Iron Supplements to Treat Restless Legs Syndrome

Reviewed by: HU Medical Review Board | Last reviewed: March 2023

Doctors have known since the 1950s that taking iron can help people with restless legs syndrome, even if the person does not have anemia. That is because many people with restless legs syndrome (RLS) have low iron levels in the brain while iron blood levels can appear normal.1,2

While you can buy iron over-the-counter, it should not be taken without a doctor’s supervision. That is because iron supplements can cause many side effects, including some that are serious.

How does iron work to improve RLS?

Iron supplements increase iron levels in the brain. This helps the parts of the brain that control movement work better.

Iron is most often taken by mouth. It may take up to 3 months for RLS symptoms to improve. And, iron treatment may need to be repeated every 3 to 6 months. Some people find that they can stop taking other drugs for RLS if their iron levels improve.1,2

Rarely, people with severe RLS and anemia may need intravenous (IV) iron if they do not respond to taking iron pills. These IVs are given during a number of office or hospital visits over the course of up to 12 weeks. It often takes weeks to relieve RLS symptoms.3

What are the possible side effects of iron supplements?
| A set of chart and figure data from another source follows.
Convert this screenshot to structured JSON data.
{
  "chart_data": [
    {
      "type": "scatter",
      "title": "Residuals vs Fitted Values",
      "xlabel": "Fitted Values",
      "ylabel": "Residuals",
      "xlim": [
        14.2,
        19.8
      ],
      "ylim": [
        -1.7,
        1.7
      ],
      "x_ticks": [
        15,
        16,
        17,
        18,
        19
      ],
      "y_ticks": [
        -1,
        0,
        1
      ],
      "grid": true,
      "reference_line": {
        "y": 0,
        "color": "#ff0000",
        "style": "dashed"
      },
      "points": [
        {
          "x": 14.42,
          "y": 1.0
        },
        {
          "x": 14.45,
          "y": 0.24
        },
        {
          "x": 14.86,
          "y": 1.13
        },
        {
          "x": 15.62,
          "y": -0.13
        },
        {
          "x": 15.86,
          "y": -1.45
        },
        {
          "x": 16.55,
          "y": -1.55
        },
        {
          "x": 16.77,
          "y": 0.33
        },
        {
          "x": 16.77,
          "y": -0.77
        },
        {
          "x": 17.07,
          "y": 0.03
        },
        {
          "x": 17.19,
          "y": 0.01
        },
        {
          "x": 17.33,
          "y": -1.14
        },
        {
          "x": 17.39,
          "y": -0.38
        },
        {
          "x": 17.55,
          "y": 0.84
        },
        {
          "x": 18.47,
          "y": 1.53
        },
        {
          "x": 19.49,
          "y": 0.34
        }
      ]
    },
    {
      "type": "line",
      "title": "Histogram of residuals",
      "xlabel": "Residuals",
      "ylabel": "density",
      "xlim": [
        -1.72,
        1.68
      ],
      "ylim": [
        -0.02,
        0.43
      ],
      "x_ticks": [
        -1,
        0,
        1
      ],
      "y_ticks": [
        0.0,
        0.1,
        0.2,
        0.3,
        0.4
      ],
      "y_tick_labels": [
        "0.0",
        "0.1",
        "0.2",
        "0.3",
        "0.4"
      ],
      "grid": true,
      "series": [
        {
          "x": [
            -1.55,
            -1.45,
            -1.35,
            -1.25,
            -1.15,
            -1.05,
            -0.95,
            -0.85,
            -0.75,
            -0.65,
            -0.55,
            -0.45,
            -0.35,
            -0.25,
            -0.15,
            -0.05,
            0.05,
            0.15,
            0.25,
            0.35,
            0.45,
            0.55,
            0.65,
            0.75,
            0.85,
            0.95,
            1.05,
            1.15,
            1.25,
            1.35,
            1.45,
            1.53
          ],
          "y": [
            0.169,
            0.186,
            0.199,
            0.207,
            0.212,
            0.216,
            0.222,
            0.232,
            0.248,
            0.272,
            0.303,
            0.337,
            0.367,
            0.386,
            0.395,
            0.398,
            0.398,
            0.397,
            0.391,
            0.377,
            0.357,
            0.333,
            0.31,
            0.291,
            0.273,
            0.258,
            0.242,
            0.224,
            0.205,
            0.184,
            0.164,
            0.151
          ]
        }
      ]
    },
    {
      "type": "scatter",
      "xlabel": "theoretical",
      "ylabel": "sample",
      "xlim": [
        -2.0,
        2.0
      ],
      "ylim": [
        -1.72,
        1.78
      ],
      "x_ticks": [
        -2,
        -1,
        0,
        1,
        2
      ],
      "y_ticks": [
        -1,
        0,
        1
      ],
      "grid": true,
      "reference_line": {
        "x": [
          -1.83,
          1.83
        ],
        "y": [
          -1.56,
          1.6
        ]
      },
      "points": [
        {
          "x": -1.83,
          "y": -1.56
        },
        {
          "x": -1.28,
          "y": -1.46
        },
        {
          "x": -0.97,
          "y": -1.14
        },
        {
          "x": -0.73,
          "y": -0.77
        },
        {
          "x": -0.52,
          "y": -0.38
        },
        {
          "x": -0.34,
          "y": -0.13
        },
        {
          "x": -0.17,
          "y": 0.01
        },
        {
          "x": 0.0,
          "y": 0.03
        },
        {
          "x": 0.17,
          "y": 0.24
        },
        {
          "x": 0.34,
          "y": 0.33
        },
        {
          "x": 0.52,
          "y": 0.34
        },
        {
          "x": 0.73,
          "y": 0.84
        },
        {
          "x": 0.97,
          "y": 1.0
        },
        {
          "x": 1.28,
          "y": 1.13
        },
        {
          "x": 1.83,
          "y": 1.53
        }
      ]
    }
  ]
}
Taking iron can be hard on the body. Iron supplements can cause an upset stomach, constipation, and other side effects. Some people may need to take iron pills every other day or even less often. Not everyone can take iron. Eating more red meat, liver, spinach, and other foods high in iron may help too.1

These are not all the possible side effects of iron supplements. Talk to your doctor about what to expect when taking iron supplements. You also should call your doctor if you have any changes that concern you when taking iron supplements.

Things to know about iron supplements

Taking iron on an empty stomach with orange juice or a Vitamin C pill will help the body absorb the iron better. You should not take iron with calcium supplements, antacids, or dairy products such as milk. These can decrease the amount of iron that is absorbed. Taking iron at night may help the brain absorb iron better.1,2

Your doctor will need to monitor your blood work during this time to avoid the serious complication of iron overload.2

There are many different types of iron available over-the-counter (OTC). Talk to your doctor about which type and what dose is right for you.

Before beginning treatment for RLS, tell your doctor about all your health conditions and any other drugs, vitamins, or supplements you are taking. This includes over-the-counter drugs.